First off, it was way worse than you’d imagine. Very dark and cold and Hobbes wasn’t even Hobbes when we got there. He didn’t look much like a human anymore. His head was that of a huge black horse, or a unicorn, but it was NASTY. The horn was long as I am, it stuck out forever! And it was drippy and twisted, moving up and down like it was covered in little skinny snakes. He’d pretty much doubled in size, and even though he still had his normal body, it was bigger. WAY bigger. All covered in thick hair and he had a tail and when he walked everything shook, like tiny earthquakes.

And—yes, I know how this sounds—that’s when Satan arrived. But he wasn’t like I’d been taught. He was beautiful and radiant. And sweet. All smiles and power. He glowed like a giant angel. He must have been ten feet tall, because he was even bigger than Hobbes.

This is when it got crazy. Satan (or Lucifer, he said, call him Lucifer), wanted me to stay. He didn’t want me to come back. Which, frankly, I wasn’t all that upset about. Come back to what? Father? A shitty house in the woods with no friends and no relatives and nothing but a horrible man who couldn’t keep his hands to himself? Who is supposed to LOVE ME GOD DAMN IT.

Then Hobbes got mad, and they argued. Lucifer said he would let me return if Hobbes performed for him.

And he did. It was unreal.

The most incredible thing I’d ever heard. He unleashed a thousand creatures inside a deep, massive bowl in the ice, and I sat with Lucifer and they performed this insane symphony. It was like what I hear in my dreams, but a million times louder, a million times better. It was beautiful, and scary. Melodic, but violent with bursts of sound and wide swinging melodies. Sometimes I cried, and a few times I laughed, but I loved every second.

Lucifer told me that the world I was from was being destroyed by the music. He said giant waves were destroying cities, hurricanes were flattening towns, and millions of people were dying. I nodded. I didn’t care. Not really.

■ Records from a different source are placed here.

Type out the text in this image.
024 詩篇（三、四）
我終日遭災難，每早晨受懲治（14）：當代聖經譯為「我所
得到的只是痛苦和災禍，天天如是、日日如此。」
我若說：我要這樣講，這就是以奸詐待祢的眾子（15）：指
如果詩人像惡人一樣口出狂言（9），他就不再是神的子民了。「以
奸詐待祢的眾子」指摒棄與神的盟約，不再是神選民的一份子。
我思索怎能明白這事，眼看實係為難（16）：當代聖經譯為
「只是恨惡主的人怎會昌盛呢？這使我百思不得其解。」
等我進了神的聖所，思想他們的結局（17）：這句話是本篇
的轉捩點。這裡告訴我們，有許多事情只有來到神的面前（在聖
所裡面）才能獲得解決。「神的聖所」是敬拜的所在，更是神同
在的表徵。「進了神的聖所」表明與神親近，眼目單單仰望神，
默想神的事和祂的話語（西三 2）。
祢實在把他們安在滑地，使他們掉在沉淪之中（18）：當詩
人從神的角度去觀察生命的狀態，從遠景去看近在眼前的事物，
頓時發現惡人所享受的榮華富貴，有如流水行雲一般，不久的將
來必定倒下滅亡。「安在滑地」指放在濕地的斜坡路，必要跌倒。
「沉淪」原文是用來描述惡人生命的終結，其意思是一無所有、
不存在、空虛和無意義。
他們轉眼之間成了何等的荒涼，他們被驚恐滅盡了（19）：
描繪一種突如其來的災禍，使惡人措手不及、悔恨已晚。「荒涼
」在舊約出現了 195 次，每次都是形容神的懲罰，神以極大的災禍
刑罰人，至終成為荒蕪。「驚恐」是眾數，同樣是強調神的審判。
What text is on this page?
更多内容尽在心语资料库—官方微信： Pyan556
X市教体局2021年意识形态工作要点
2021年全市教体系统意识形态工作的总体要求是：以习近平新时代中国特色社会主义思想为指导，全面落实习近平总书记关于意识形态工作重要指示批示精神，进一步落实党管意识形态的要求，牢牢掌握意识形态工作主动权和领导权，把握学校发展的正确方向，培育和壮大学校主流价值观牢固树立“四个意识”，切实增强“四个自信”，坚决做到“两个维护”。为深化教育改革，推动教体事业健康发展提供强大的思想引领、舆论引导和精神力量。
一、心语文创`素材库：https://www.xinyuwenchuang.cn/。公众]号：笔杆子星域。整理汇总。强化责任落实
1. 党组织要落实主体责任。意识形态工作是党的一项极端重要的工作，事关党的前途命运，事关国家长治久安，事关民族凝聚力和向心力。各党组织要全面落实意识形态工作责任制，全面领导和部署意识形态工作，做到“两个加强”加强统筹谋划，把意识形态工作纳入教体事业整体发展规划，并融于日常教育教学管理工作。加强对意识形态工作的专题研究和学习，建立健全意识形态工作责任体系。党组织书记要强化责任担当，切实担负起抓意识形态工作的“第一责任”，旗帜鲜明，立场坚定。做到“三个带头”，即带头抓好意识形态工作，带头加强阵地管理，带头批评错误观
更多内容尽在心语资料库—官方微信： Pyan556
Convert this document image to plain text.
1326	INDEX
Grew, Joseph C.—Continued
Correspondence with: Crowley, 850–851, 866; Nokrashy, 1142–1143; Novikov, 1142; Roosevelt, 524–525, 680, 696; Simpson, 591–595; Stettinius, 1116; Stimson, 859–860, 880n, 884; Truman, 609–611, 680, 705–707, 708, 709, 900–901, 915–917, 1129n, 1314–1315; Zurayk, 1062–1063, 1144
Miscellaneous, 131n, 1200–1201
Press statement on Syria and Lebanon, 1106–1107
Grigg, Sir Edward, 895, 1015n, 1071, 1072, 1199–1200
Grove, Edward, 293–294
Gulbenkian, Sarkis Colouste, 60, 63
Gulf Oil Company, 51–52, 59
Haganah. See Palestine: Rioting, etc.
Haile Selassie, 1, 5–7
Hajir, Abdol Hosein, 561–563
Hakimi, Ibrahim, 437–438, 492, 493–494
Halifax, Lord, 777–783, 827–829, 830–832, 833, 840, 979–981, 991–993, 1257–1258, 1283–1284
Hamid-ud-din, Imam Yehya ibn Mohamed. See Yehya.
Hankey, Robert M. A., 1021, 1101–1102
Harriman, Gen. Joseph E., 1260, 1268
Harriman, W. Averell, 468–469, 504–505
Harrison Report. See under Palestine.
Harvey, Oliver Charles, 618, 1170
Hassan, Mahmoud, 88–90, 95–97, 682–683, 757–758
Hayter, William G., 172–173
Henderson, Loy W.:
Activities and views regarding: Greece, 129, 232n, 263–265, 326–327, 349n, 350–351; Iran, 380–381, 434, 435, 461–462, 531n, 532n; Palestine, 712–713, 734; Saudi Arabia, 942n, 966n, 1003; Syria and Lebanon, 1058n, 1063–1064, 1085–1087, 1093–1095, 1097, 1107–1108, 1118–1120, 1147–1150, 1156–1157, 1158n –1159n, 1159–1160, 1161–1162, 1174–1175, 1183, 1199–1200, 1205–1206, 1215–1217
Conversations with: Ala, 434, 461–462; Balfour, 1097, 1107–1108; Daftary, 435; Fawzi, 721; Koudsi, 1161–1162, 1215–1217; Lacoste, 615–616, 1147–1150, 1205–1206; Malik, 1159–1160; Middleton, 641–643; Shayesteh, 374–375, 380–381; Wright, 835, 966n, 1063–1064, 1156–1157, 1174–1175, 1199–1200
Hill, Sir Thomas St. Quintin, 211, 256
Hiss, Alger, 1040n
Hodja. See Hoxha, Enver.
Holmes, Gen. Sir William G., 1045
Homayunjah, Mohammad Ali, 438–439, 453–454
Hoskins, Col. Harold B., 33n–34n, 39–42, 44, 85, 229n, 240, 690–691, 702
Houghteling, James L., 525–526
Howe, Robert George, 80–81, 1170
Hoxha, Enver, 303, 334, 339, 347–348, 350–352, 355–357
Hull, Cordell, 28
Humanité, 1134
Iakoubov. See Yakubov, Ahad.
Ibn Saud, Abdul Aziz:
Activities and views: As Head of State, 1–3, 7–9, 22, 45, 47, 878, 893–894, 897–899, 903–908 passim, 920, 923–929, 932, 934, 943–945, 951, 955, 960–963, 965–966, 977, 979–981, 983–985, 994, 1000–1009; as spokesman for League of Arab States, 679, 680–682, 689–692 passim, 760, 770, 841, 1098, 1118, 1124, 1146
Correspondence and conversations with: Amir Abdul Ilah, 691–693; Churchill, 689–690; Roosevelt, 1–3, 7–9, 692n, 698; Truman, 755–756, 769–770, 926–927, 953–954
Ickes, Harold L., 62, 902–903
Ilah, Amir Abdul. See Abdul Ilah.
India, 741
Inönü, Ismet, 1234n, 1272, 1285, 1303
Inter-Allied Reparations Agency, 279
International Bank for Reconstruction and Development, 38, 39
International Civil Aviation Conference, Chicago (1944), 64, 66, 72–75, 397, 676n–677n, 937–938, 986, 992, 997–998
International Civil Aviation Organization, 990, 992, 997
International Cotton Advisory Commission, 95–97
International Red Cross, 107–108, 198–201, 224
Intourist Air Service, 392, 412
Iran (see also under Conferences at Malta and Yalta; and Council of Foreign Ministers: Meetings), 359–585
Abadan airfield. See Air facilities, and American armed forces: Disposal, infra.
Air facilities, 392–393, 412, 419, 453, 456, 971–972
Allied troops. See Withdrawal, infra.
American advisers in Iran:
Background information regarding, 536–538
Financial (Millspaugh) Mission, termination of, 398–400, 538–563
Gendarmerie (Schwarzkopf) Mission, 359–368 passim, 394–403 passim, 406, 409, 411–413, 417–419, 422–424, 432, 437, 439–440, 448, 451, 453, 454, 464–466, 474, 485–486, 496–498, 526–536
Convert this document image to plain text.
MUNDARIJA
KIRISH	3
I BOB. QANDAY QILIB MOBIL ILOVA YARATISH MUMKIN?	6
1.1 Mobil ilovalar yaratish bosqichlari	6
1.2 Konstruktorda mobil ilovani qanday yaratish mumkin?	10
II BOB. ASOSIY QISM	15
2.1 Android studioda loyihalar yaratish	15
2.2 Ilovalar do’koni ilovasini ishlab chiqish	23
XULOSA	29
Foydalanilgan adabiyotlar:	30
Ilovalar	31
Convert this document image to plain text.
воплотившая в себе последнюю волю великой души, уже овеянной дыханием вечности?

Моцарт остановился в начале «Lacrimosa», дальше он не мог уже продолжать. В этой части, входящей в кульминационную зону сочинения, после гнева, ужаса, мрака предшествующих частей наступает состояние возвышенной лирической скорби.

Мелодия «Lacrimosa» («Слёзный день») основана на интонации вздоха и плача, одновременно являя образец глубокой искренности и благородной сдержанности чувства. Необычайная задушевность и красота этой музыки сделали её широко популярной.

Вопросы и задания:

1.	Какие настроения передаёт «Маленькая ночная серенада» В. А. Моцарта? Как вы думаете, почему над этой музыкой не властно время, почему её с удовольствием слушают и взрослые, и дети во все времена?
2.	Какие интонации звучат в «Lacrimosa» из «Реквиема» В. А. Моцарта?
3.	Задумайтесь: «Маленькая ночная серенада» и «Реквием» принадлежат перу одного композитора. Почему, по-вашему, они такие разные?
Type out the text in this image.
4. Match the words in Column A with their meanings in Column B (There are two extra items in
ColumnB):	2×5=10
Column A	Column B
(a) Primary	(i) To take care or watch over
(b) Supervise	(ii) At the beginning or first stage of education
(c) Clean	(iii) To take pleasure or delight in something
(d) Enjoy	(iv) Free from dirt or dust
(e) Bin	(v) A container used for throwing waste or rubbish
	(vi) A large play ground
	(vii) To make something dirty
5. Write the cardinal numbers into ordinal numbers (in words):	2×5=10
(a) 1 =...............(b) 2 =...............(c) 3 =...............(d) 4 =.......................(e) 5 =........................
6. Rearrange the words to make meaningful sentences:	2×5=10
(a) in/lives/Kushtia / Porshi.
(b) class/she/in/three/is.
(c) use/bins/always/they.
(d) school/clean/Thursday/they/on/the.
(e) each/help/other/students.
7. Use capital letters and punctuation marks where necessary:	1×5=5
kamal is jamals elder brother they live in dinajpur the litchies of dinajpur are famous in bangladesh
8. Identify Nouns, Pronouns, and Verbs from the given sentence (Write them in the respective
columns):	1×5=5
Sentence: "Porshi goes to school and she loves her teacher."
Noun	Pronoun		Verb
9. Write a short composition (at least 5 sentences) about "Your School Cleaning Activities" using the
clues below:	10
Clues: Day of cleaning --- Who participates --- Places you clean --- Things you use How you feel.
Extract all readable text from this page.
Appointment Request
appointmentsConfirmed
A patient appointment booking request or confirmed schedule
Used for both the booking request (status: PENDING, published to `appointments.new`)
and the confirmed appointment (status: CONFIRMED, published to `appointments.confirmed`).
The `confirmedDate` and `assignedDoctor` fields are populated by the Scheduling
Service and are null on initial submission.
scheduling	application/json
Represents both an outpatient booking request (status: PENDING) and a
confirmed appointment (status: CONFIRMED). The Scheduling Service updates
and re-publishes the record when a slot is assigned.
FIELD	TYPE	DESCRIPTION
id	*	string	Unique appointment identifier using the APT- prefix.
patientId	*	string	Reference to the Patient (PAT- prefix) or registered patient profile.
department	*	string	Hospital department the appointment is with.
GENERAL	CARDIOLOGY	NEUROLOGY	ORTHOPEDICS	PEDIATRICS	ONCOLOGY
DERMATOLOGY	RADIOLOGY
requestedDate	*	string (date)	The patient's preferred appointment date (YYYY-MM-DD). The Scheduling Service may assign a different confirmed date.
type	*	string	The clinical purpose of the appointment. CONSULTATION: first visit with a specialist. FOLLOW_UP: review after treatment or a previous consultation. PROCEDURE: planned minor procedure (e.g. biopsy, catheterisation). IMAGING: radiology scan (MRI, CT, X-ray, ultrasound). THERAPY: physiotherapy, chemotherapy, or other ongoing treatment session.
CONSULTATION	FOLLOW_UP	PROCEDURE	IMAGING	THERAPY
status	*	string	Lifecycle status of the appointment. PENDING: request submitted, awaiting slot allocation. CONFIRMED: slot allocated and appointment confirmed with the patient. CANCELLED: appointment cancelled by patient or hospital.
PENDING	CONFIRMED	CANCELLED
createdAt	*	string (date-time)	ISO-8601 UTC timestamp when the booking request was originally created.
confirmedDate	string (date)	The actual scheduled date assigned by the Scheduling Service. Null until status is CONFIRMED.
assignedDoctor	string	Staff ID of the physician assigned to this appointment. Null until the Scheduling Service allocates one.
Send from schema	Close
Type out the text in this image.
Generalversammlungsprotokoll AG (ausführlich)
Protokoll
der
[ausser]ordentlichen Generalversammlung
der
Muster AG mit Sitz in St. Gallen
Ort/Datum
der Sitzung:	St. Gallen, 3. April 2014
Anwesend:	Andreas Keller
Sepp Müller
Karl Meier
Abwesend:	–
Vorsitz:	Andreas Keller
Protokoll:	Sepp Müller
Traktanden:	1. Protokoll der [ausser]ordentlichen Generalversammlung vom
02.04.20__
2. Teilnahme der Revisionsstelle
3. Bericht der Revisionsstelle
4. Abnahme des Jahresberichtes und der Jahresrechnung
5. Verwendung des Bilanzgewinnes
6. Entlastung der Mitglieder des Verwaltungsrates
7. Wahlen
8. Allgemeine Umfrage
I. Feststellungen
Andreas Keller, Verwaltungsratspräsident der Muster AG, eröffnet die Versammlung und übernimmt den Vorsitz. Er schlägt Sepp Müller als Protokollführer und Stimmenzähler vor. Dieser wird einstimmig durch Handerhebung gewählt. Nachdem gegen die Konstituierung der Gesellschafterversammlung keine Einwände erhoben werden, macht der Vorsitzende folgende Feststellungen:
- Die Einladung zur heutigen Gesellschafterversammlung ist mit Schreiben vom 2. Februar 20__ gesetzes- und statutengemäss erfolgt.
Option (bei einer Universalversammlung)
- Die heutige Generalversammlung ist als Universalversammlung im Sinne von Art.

I hoped my house was flattened by a giant tree, or hit by lightning, or blown apart in a tornado, like the one in my dream, and that Father was cut to ribbons and destroyed.

I think Lucifer knew I was thinking this because he laughed, but I didn’t mind, because Hobbes was beautiful, and brilliant, and all those creatures—they looked like humans, and animals, and other things I’d never seen (some were horrible and ugly, and some were so gorgeous you couldn’t even look at them)—were playing for HIM, and I could hardly breathe until it was finished.

At the end Lucifer stood, an audience of one, and clapped. Hobbes bowed his great unicorn head, and then everything was gone, and it was only me and Hobbes left. A lake of fire burned in the distance, but I stood on black ice and shivered.